Como acaba de acontecer com as já tímidas propostas de Temer de informalizar as relações entre patrão e empregado, uma das bombas propulsoras de contratação sem medo no mundo civilizado. No Brasil, o empresário tem medo de contratar e investir porque será punido por uma legislação cronicamente engessada e paternalista que só deu efeito contrário às intenções.
A própria timidez das reformas é sinal da covardia do governo para enfrentar esse lobby do atraso que inviabiliza qualquer restrição a direitos e abusos adquiridos em décadas. Que tamanho de medo é esse que explica retirar em apenas 1% ao ano uma multa de 10% por demissão? Que diabo de edifício de anacronismo tão sólido é esse que não resiste a um conserto tão pequeno e tão óbvio?
Talvez seja o caso de se refundar o país, como a Índia em 1947, com um Nehru que crie institutos e um Manmohan Singh que reconheça o valor do investimento em infraestrutura, da competição e da simplificação para quem queira empreender.

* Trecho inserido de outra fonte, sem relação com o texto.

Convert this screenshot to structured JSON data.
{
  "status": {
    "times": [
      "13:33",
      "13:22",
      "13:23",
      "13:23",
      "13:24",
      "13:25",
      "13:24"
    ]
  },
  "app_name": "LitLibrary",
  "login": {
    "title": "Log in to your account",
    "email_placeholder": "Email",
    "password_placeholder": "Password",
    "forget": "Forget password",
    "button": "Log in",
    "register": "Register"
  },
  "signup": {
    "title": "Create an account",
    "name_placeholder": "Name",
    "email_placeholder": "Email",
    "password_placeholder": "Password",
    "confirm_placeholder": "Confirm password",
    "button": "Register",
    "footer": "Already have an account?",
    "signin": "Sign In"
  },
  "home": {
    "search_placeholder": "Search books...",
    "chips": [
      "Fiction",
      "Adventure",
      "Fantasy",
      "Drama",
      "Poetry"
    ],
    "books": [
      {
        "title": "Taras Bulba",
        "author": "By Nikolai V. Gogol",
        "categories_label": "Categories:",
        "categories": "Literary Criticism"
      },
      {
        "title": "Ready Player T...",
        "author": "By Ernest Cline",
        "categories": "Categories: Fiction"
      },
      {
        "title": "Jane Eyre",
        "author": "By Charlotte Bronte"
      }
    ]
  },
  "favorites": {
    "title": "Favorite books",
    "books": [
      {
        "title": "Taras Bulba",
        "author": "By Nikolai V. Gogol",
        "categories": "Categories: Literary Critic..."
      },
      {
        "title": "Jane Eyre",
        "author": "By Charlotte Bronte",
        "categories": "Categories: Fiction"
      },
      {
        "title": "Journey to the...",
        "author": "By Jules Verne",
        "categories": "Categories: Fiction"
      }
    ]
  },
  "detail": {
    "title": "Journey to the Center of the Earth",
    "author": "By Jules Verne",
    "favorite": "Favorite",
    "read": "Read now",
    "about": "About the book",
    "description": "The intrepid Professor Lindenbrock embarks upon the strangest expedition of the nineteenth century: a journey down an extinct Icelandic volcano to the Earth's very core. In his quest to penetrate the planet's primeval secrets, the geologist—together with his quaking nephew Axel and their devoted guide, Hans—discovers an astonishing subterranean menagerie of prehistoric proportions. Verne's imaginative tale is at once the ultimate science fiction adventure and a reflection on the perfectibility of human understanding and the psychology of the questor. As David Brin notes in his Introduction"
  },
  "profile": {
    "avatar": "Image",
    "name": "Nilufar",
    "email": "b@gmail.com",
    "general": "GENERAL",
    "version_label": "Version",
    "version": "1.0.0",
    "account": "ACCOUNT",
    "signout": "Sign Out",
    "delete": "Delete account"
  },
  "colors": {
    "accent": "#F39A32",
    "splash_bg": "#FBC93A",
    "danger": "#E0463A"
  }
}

E, claro, de estudantes que queiram dominar inglês e se inserir na parte do mundo que funciona.
marra diz
Pior, enquanto no resto do mundo a justiça é a garantia de funcionamento das instituições e da democracia, no Brasil vivemos uma ditadura judicial amparada no comensalismo corporativo.
Damastor diz
veja por exemplo o caso da lingua inglesa no Brasil, onde é outra jabuticaba (exclusividade brasileira conforme a tradição): aqui é o lugar do mundo onde mais se estuda inglês e onde menos se fala esta lingua universal..e pq isso acontece???? a lingua inglesa representa um modo de pensamento completamente diferente: as palavras contem significados muito mais abrangentes e precisos, é a lingua da ciência e tecnologia, da logica e do mundo pratico..de uma filosofia de ação e construção.
Isso tudo é o oposto de nossa mentalidade e construção espiritual que é barroca, atrasada, religiosa no mau sentido, dogmática e fantasiosa. Total incompatibilidade.
celso diz
nunca é demais lembrar que indianos tem o INGLES como segundo , se nao, primeiro idioma. Isto permite que tecnologia, ciencias e negócios seja deslocados para India facilmente. enquanto houver ojeriza ao aprendizado de ingles estaremos fadados a fornecer comodities..Proteina para fortalecer soldados e Metais para que construam armas.
valdir diz
Não fosse obra do acaso gostaria de ter nascido nos EUA. Também gostaria de saber quais e onde se encontra nossa mídia esquerdista. Ou será a Globo, a Veja, o Estadão, a Folha etc, no plano nacional, ou o Estado de Minas, a Rádio Itatiaia e este site, no plano regional?
Cristiano Marques diz
Mas Belíndia já é aqui.
José Tiago diz
Mudando de assunto, por que a mídia brasileira politicamente correta e esquerdopata insiste, por exemplo, com as seguintes manchetes:
“Embaixador russo morre após ser baleado por policial na Turquia”.
Não! Embaixador russo é assassinado por MUÇULMANO em nome de Alá (o “deus” dele), na Turquia.
“Um caminhão invadiu um mercado natalino em Berlim.”
Até quando a mídia esquerdista esconderá que o motorista criminoso do ato terrorista em Berlim é um MUÇULMANO? Caminhões não andam sozinhos e que um ataque em um mercado natalino é um ataque à religião cristã, do verdadeiro Deus?
Até quando seremos obrigados a suportar esse jornalismo de quinta categoria?
Tutameia diz
atraso não é algo casual e fortuito…é resultado de planejamento meticuloso e deliberado.